Não é novidade que fatos que provocam um apelo emocional costumam vender e atrair mais espectadores. Calmon (2004) explica que estas são características marcantes daquilo que conhecemos como sociedade do espetáculo5: “Uma sociedade alinhada por estímulos emocionais, por

interesses superficiais, por fatos indiferentemente grandes e pequenos, importantes ou banais, todos destinados a exaurir a atenção do público sem deixar marcas” (LIVOSLSI, 1979 apud CALMON, 2004, p.22).

Frente a esses assuntos que despertam o interesse do público e que chamam a sua atenção, é preciso trazer ao trabalho o conceito de Fait Divers que é a base do noticiário sensacionalista. Fait Divers diz respeito a um conjunto de notícias variadas que possuem uma carga de interesse humano e de circunstancial importância e que são utilizados nos meios jornalísticos para atrair o telespectador, promovendo exclusiva e unicamente a emoção gratuita (CALMON, 2004).
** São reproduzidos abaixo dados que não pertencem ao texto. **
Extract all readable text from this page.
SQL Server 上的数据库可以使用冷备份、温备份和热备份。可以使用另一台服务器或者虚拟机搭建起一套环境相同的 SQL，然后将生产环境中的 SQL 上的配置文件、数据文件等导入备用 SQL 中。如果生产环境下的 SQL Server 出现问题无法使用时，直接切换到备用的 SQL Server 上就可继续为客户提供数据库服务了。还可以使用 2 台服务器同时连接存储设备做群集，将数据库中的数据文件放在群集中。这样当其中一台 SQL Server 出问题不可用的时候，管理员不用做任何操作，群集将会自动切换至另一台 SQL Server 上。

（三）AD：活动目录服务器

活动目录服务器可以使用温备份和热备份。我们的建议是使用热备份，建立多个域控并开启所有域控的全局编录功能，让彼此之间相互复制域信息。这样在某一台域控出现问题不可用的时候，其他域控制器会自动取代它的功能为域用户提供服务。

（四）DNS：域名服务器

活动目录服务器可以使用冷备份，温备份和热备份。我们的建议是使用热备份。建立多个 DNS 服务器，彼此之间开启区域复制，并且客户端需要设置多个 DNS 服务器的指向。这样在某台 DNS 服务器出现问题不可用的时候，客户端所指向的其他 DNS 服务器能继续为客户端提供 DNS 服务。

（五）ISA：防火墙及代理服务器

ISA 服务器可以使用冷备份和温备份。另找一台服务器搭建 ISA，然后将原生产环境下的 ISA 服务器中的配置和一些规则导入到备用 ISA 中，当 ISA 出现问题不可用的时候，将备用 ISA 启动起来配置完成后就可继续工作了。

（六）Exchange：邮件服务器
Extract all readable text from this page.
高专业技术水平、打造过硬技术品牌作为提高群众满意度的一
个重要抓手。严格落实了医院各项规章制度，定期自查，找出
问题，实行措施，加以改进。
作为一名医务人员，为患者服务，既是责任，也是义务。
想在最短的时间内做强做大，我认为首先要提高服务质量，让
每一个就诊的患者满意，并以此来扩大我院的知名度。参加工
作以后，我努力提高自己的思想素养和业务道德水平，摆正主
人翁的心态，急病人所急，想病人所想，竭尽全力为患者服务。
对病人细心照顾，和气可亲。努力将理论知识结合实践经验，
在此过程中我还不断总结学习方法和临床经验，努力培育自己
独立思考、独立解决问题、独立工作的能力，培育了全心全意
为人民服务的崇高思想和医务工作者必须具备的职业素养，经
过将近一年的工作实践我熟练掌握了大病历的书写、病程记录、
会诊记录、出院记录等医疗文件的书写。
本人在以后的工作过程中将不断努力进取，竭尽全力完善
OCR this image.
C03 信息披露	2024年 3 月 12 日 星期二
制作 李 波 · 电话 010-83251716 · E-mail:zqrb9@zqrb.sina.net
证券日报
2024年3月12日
Para Angrimani (1995, p.25 apud CALMON, 2004, p.23), os Fait Divers trazem “em sua estrutura imanente uma carga suficiente de interesse humano, curiosidade, fantasia, impacto, raridade, humor, espetáculo, para causar uma tênue sensação de algo vivido no crime, no sexo e na morte”. Este mesmo autor ainda cita como exemplos de Fait Divers,

[...] pequenos escândalos, acidentes de carro, crimes terríveis, suicídios de amor, operários caindo do quinto andar, roubo a mão armada, chuvas torrenciais, tempestades de gafanhotos, naufrágios,

5 Sociedade do Espetáculo diz respeito ao conceito desenvolvido pelo escritor francês Guy

Debord em sua obra A Sociedade do Espetáculo. Para o referido autor, o espetáculo surgiu a partir das condições modernas de produção e refere-se a uma relação social mediatizada por imagens. Segundo este autor, o que antes era diretamente vivido, atualmente se esvai na fumaça da representação (DEBORD, 2011).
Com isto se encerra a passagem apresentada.